Quella perfezione che vogliamo raggiungere a tutti i costi, gli obiettivi che ci siamo dati, fondamentali per noi, e sempre più irraggiungibili, non hanno nulla a che vedere con il nostro fiore. Spesso ci candidiamo per posizioni professionali che non sono in linea con il nostro reale sentire, attitudini e capacità. Inviamo sempre lo stesso cv, non adattiamo, con cura, verso la posizione scelta, uno storytelling che ci restituisca valore. Così, continuiamo a inceppare in continui “no”. Essi non giungono a noi per punirci o per dirci che siamo sbagliati. Se lo stesso atteggiamento, se le stesse azioni, non hanno prodotto il nostro fiore è perché ci stiamo ostinando a fiorire dove non vi è il nostro personale nutrimento. Ciò che arriva a noi è perché è necessario per la nostra evoluzione. Al contrario, ciò che non accade, è perché non ha nulla da insegnarci. Per molti cadere nella trappola dell’inadeguatezza può avere radici antiche. Viene in mente la teoria dell’attaccamento dello psicologo John Bowlby nei primi anni di vita del bambino. Vi è ad esempio lo Stile di attaccamento Insicuro Evitante, che è caratterizzato dalla convinzione del bambino che, alla richiesta d’aiuto, non solo non incontrerà la disponibilità della figura di attaccamento, ma addirittura verrà rifiutato. In età adulta, attraverso quello che lo stesso Bowlby definisce modelli operativi interni, ossia le rappresentazioni mentali di queste modalità relazionali risalenti all’infanzia, l’adulto ravvisa che i suoi bisogni non possono essere accolti e compresi da nessuno e che a te tocca cavartela da solo, proprio come accadeva con i genitori da bambino, un bambino non visto e non accettato.

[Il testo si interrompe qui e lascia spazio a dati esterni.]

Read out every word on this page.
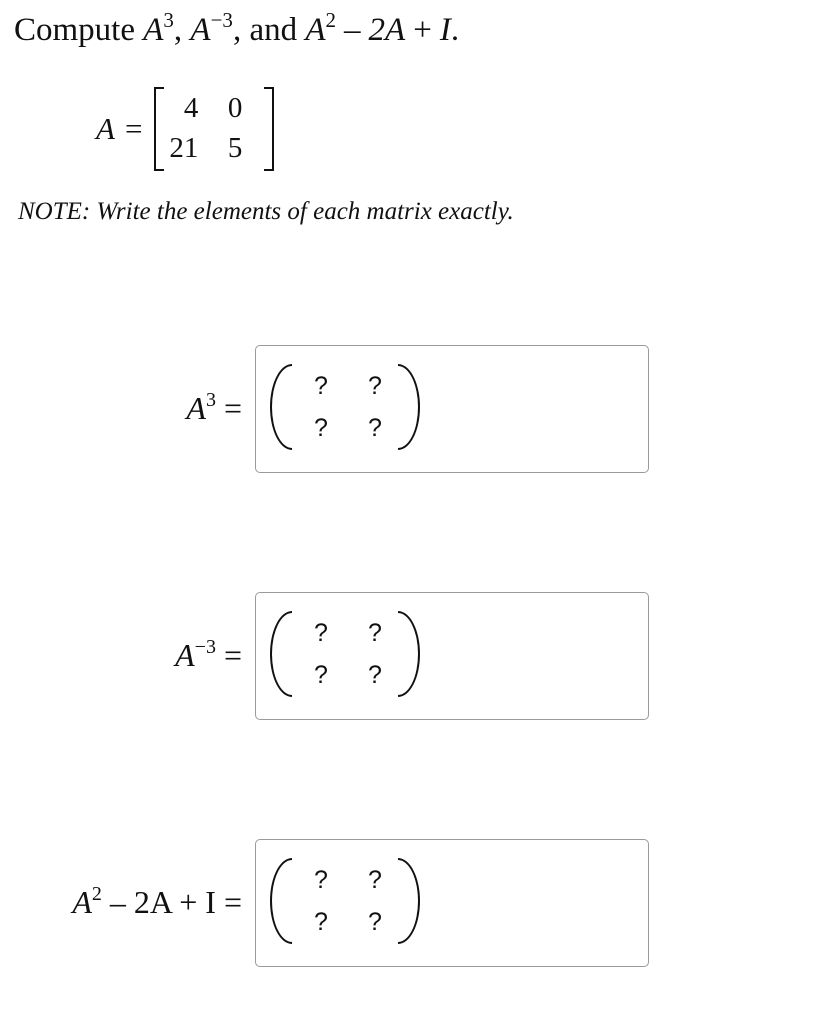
Compute $A^3$, $A^{-3}$, and $A^2 - 2A + I$.
A =
4	0
21	5
NOTE: Write the elements of each matrix exactly.
$A^3$ =
? ?
? ?
$A^{-3}$ =
? ?
? ?
$A^2 - 2A + I$ =
? ?
? ?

Ma se noi provassimo a sganciarci da tale modello, non come una sentenza definitiva, e fare spazio a cosa c’è adesso, nel qui e ora dentro di me, che vale, e che aspetta solo di essere riconosciuto da me stesso e non dall’esterno? Pensiamo che dobbiamo costantemente lavorare su di noi per correggerci, invece dobbiamo semplicemente vivere, osservando cosa davvero ci interessa senza il bisogno di commentarlo o giudicarlo.